A first type of “artificial leaf”, consisting of an assembly of thin layers of different metals, produces oxygen and hydrogen, the latter of which can be used to operate a fuel cell and thus generate electricity. Professor Nocera, a researcher at Harvard University in the United States, announced that the new artificial leaf could achieve photosynthesis ten times more efficiently than the natural process of photosynthesis (Figure 4). [6] The system would be mature enough to consider commercial applications.

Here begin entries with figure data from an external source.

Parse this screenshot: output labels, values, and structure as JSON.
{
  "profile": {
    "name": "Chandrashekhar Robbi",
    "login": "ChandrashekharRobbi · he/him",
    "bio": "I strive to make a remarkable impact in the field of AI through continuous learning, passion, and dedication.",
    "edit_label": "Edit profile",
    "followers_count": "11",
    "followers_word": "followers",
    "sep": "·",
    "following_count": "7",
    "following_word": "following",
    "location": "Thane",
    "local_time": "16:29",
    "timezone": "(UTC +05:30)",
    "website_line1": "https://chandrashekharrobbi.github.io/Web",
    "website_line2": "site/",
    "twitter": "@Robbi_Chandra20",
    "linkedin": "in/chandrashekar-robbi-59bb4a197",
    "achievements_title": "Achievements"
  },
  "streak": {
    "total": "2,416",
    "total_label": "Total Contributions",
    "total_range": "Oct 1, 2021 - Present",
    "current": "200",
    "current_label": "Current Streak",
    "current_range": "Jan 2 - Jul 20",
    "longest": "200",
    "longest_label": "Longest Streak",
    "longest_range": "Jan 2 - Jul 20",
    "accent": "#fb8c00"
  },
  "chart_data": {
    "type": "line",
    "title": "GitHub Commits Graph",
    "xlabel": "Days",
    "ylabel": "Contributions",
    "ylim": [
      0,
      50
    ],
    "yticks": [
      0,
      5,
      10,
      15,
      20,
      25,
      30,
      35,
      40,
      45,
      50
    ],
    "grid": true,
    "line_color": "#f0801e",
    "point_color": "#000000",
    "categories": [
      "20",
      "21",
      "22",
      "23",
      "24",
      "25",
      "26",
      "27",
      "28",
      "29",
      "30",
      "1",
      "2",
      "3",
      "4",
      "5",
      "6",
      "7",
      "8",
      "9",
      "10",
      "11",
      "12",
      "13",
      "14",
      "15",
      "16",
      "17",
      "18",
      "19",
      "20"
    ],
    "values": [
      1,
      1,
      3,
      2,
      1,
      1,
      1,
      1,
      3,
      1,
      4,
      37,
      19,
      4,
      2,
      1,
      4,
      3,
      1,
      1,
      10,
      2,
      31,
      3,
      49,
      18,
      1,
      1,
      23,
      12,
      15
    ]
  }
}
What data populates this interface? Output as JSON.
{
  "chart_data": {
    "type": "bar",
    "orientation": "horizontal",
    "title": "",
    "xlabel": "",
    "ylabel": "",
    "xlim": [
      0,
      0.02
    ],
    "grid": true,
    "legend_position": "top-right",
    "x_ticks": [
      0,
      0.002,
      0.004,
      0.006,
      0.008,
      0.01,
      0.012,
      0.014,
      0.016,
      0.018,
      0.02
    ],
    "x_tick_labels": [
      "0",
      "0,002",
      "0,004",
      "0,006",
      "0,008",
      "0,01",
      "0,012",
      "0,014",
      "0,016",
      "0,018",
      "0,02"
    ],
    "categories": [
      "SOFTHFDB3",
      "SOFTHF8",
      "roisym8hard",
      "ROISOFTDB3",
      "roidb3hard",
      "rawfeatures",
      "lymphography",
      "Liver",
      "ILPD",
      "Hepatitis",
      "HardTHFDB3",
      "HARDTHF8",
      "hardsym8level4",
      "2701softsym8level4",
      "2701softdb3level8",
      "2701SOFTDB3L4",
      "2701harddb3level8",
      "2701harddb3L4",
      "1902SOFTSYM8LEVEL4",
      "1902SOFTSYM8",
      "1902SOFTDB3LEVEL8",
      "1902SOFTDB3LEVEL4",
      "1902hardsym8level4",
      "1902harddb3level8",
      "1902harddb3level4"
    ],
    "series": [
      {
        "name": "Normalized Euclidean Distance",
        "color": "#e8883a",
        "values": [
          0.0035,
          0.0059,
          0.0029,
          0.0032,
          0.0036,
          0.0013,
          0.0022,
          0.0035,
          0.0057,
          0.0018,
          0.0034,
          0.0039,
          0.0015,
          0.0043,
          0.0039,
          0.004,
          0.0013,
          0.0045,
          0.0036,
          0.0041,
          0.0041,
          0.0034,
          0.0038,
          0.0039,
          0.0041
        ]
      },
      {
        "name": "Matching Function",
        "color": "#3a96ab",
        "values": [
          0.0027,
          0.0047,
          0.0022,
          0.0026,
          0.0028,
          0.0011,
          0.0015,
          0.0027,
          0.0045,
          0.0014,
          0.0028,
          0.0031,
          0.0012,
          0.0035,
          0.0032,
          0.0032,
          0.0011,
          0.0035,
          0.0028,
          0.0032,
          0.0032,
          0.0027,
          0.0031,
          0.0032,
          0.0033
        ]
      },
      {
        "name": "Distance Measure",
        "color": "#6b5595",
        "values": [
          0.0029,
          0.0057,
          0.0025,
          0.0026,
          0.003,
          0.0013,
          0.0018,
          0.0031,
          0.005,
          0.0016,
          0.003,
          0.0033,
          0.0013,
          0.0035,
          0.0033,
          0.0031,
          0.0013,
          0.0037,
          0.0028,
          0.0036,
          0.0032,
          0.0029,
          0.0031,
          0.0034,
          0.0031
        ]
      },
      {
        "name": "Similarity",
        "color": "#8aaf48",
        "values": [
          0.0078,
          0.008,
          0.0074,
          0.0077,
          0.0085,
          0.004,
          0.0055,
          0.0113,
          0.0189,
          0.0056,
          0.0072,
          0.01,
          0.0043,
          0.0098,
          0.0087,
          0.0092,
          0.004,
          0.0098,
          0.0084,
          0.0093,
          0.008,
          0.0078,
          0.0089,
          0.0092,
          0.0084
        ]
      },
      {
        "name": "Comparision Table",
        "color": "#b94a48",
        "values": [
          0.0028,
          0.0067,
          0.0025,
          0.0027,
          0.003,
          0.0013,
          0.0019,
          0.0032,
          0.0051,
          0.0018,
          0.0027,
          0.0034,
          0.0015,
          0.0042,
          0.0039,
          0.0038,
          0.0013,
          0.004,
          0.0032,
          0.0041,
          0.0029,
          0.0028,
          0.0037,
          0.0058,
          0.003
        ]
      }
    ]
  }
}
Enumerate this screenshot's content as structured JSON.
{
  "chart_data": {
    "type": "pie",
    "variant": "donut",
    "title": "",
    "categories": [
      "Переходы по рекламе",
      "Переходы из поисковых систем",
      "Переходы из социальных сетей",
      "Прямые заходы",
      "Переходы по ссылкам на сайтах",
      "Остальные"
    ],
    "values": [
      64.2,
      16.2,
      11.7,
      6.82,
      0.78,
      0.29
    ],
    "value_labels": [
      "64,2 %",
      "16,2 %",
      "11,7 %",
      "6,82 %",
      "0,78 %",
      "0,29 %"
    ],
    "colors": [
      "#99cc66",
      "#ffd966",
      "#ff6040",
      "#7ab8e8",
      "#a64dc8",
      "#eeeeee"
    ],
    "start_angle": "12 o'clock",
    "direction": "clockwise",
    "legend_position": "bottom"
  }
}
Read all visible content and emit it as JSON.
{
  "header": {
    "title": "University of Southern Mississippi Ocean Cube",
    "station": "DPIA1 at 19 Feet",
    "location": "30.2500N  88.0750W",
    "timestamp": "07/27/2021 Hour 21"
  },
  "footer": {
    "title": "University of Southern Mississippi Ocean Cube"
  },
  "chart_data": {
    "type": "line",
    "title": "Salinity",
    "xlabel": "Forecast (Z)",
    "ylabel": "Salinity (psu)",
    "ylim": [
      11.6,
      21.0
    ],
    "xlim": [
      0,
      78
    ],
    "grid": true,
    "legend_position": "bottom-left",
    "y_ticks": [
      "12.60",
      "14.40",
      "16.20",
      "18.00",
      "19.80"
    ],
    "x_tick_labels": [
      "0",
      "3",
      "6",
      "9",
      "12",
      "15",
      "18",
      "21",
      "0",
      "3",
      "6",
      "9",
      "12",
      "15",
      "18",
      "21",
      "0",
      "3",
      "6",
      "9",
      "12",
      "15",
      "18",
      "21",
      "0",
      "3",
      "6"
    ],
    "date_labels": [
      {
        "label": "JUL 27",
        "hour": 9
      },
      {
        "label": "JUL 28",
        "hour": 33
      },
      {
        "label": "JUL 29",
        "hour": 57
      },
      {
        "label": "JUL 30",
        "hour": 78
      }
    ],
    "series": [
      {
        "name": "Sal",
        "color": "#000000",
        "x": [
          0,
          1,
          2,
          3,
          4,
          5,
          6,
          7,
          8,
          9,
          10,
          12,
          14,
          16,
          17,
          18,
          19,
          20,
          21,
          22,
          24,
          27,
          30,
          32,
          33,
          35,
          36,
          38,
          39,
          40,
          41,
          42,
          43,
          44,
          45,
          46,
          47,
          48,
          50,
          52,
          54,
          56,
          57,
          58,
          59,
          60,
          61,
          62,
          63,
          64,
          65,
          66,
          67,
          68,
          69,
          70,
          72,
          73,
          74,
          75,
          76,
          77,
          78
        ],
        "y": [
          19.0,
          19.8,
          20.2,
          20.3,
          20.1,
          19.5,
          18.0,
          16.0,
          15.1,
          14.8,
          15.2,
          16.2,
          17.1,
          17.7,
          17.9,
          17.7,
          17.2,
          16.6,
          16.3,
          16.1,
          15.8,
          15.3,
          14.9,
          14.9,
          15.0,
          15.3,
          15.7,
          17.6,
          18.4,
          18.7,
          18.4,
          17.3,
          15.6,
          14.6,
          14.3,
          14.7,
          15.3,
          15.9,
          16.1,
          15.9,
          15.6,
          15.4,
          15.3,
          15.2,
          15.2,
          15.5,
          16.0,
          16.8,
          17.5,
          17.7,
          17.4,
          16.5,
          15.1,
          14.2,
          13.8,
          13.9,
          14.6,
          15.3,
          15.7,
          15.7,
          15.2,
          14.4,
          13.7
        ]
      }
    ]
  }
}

Strano, from MIT (Massachusetts Institute of Technology) and his collaborators have inserted cerium oxide nanoparticles into isolated chloroplasts in order to trap free oxygen radicals during oxidative stress (e.g. strong illumination) and to prolong the photosynthetic process under the best conditions of activity. In a similar vein, Dr. Strano and his collaborators have also introduced DNA-coated carbon nanotubes (powerful prosthetic photo-absorbers) that are negatively charged in isolated chloroplasts. [7] This technique increases the range of wavelength spectrum perceptible by chloroplasts, which thus absorb nearly 50% more light radiation from ultraviolet to near infrared than isolated chloroplasts without this technology. In addition, these researchers have shown that nanotubes present in chloroplasts also detect and sequester nitrogen monoxide NO, one of the gases most involved in air pollution. The researchers reproduced these experiments on whole plants, Arabidopsis thaliana in particular.


Notes and References

[1] Maurino V.G. & Peterhansel C. (2010) Photorespiration: current status and approaches for metabolic engineering. Cur. Op. Plant Biol. 13(3):248-255; Ort D.R., Merchant S.S., et al (2015). Redesigning photosynthesis to sustainably meet global food and bioenergy demand. D.D.A. Natl. Acad. Sci. U.S.A. (28):8529-8533.

[2] Schwander T., von Borzyskowski L.S., Burgener S., Cortina N.S. & Erb T.J.2016. A synthetic pathway for the fixation of carbon dioxide in vitro. Science 354:900-904.

[3] CETCH: crotonyl-CoA/ethylmalonyl-CoA/hydroxybutyryl-CoA

[4] von Caemmerer S., Quick W.P. & Furbank R.T. (2012). Development of C4 Rice: Current Progress and Future Challenges. Science 336:1671-1672.

[5] Desplats, C., Mus F., Cuine S., Billon E., Cournac L. & Peltier G. (2009). Characterization of Nda2, a Plastoquinone-reducing Type II NAD(P)H Dehydrogenase in Chlamydomonas chloroplasts. J. Biol. Chem. 284(7):4148-57.

[6] Liu C., Colón B.C., Ziesack M., Silver P.A. & Nocera D.G. (2016). Water splitting-biosynthetic system with CO2 reduction efficiencies exceeding photosynthesis. Science 352:1210-1213.

[7] Giraldo JP, Landry MP, Faltermeier SM, McNicholas TP, Iverson NM, Boghossian AA, Reuel NF, Hilmer AJ, Sen F, Brew JA & Strano MS (2014).Plant nanobionics approach to augment photosynthesis and biochemical sensing. Nature Materials 13:400-408.